We have good news to declare in the face of death.  Jesus Christ is risen.  Jesus is Lord.  As the enthroned Priestly King, He gives His Spirit to us who were once dead in sin and already makes us alive together[1] with Christ [Eph 2:5].  By the Spirit of the risen Christ, we already begin to live lives defined by His resurrection.  In union with our living Lord, we live by faith and repentance, we learn to love and to serve, we bear fruit and await the harvest of the resurrection at the end of this age.  Therefore we do not lose heart, but though our outer man is decaying, yet our inner man is being renewed[2] day by day [2 Cor 4:16].

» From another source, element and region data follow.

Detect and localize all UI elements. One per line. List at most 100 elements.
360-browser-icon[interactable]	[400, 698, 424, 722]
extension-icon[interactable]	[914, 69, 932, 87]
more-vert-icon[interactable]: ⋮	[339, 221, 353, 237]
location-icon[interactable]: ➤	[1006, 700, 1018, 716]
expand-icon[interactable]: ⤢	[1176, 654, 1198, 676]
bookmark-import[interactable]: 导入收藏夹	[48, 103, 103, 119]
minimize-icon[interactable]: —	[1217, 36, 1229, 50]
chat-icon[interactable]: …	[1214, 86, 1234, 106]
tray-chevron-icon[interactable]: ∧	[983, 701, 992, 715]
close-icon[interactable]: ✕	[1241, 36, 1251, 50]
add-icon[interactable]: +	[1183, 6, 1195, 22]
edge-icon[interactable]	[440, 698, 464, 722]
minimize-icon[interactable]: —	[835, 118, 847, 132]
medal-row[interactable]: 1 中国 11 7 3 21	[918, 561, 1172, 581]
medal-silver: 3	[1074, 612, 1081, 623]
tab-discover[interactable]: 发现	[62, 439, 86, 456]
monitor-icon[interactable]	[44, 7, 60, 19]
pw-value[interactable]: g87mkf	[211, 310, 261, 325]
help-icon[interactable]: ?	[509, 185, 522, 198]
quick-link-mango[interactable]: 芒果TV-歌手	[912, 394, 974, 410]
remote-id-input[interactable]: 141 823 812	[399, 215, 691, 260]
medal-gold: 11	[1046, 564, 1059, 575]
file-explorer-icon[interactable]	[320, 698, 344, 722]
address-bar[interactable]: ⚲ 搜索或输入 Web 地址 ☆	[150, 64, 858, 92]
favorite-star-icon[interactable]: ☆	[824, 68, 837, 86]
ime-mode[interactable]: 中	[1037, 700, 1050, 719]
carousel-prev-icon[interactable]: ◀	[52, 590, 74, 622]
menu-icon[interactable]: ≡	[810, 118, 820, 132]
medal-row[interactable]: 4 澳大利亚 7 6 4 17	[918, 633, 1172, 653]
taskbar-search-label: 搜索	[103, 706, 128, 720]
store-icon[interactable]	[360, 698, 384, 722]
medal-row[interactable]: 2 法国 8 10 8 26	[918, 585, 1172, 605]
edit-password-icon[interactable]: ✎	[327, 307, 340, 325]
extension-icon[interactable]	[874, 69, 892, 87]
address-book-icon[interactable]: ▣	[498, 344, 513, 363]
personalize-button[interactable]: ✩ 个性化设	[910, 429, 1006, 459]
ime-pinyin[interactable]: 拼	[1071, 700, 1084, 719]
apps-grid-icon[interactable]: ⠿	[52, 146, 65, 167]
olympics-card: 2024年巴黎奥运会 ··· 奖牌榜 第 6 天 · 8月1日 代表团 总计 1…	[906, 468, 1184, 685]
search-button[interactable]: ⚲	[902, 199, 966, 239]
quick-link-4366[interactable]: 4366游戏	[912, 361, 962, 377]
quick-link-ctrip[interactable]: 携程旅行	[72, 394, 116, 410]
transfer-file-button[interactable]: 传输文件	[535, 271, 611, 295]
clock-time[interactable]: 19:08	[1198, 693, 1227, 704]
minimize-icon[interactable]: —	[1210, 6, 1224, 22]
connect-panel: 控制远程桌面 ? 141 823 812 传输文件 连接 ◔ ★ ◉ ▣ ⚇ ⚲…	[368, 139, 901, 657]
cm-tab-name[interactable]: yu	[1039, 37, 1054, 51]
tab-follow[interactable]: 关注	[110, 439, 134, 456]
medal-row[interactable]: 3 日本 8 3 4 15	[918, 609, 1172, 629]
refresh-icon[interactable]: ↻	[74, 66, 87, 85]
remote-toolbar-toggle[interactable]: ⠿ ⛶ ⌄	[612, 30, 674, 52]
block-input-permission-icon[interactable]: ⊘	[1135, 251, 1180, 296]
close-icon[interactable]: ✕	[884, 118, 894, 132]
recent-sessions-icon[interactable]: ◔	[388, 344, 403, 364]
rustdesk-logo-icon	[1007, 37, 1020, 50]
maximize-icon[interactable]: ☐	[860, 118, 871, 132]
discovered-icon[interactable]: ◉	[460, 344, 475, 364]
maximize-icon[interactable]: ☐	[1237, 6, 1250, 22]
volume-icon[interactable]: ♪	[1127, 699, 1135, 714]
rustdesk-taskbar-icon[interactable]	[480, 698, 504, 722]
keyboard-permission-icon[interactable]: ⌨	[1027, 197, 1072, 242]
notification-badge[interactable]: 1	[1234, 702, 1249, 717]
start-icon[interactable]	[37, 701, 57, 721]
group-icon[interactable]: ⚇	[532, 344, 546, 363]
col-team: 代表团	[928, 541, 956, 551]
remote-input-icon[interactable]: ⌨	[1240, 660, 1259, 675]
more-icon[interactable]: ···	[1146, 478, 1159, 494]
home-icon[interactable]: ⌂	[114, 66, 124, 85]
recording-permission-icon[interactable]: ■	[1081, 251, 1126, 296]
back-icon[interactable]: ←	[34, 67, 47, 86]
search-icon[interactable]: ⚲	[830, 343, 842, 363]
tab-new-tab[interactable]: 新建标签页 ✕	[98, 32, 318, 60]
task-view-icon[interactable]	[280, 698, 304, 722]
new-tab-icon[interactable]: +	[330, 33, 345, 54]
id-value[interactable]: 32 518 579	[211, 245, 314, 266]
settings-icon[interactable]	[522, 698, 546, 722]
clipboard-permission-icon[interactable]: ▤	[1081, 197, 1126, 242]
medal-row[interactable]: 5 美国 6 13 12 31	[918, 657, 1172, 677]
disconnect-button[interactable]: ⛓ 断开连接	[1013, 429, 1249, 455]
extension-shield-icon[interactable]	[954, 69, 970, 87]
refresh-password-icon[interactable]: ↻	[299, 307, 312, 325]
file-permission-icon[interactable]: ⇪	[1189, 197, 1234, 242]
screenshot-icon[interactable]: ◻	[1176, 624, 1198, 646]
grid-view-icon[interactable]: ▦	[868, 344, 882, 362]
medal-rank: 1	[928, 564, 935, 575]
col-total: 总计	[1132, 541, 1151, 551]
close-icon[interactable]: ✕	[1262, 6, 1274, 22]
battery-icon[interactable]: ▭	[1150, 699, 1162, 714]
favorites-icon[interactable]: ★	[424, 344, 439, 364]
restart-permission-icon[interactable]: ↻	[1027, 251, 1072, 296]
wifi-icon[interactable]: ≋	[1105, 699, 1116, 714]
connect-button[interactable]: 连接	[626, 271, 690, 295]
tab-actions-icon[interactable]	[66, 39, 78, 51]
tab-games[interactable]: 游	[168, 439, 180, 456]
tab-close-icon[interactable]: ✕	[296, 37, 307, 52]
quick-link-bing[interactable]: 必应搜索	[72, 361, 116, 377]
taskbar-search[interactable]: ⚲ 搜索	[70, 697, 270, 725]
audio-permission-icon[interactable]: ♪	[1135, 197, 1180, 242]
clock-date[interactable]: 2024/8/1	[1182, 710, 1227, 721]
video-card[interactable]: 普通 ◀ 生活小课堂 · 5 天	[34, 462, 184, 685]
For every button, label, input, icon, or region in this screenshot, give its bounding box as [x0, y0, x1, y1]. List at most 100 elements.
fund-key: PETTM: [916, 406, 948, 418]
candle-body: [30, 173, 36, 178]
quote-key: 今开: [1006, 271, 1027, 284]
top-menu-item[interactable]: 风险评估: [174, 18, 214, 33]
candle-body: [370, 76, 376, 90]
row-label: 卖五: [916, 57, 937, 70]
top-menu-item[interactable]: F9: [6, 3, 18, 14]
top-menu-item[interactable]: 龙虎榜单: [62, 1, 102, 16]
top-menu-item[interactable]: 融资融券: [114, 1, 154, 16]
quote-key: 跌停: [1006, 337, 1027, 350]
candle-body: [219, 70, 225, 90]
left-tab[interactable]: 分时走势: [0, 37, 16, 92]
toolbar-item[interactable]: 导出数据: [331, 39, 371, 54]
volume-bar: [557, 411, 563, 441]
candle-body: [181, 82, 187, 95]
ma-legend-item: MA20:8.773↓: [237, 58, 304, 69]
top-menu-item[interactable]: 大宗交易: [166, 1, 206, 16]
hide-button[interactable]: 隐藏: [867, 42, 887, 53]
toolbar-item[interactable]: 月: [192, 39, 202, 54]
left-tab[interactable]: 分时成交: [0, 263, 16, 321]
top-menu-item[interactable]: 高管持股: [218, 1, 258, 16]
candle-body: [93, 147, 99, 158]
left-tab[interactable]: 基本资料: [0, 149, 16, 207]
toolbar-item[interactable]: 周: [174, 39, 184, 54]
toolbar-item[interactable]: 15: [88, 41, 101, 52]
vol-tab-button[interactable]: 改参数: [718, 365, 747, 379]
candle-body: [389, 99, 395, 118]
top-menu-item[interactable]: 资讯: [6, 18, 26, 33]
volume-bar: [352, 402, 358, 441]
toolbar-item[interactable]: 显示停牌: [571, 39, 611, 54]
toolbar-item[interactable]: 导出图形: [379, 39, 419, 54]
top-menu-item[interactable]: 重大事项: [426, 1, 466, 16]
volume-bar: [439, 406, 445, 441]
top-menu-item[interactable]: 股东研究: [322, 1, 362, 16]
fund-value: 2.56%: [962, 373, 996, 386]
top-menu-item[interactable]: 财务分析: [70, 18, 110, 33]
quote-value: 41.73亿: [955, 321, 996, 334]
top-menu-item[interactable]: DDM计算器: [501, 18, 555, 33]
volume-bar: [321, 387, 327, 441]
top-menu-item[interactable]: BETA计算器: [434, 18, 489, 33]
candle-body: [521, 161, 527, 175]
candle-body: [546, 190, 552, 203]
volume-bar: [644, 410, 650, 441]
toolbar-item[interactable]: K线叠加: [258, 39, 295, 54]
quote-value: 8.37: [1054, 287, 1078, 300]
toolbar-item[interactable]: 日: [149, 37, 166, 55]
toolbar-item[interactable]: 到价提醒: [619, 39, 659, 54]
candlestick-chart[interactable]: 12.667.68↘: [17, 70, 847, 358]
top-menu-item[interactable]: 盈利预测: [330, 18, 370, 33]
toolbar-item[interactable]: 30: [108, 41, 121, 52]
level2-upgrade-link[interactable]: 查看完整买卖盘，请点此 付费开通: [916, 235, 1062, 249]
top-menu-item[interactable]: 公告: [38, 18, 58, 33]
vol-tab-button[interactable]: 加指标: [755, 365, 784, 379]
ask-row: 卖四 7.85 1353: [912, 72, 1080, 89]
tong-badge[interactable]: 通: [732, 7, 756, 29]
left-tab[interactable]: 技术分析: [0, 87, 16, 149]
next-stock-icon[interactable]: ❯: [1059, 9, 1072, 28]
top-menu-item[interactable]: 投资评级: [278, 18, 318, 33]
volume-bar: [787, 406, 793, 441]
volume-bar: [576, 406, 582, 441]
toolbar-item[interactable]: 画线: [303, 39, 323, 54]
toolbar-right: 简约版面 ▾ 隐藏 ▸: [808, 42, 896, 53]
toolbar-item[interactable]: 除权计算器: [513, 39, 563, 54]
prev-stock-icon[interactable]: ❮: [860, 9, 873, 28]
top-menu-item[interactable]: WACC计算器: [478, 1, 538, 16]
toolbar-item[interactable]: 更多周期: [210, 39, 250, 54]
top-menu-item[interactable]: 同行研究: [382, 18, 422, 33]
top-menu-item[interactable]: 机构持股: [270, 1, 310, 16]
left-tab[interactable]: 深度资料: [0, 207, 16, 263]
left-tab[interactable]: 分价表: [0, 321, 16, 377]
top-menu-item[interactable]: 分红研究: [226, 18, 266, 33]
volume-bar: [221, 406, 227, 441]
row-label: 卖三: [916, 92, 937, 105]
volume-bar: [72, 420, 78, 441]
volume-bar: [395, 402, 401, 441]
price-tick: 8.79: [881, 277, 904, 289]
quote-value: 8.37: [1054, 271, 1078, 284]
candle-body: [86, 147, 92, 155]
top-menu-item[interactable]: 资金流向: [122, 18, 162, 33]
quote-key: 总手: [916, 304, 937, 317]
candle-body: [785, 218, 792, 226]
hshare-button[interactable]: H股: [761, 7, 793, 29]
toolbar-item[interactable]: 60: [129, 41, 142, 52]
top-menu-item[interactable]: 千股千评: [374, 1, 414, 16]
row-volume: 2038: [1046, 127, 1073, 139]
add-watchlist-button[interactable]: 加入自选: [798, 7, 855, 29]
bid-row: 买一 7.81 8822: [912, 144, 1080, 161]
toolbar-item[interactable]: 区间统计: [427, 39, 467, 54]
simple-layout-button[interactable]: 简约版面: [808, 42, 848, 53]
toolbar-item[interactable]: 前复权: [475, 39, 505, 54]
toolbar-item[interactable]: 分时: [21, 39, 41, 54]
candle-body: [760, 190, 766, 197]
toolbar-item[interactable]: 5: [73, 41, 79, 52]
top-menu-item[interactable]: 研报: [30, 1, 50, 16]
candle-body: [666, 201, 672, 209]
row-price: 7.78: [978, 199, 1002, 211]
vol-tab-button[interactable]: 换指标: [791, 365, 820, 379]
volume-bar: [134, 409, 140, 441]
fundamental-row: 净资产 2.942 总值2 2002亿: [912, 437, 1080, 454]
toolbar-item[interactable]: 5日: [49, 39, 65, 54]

We all need some body because we are humans, psychosomatic creatures.  In spite of the achievements of modern medicine, we cannot obtain a body like that of the first man, Adam.  Because of the curse of death, we have bodies that are perishable, dishonorable, and weak.  Our bodies collapse into dust.  The gospel of the crucified and resurrected Jesus promises a future resurrected body conformed to the body of His glory.  All who die in Christ have this certain hope – glory!  But those who die in their sin will also be resurrected.  Jesus says, Do not marvel at this; for an hour is coming, in which all who are in the tombs shall hear His voice, and shall come forth; those who did the good deeds to a resurrection of life, those who committed the evil deeds to a resurrection of judgment [John 5:28-29].   There shall certainly be a resurrection of both the righteous and the wicked [Acts 24:15].  It is beyond our ability to conceive of resurrected bodies conformed to Christ that are fit to live in the glory of the new cosmos.  It is also beyond our ability to conceive of resurrected bodies that are fit to live an eternal death, separated from Christ in hell.  These are sober truths about life and death.  When you stand beside the graves of your loved ones, you are compelled to face sober truths about life and death.

You will be resurrected.  You need some body.  So let me ask you to answer the question that was posed to Paul.  “With what kind of body will YOU come?”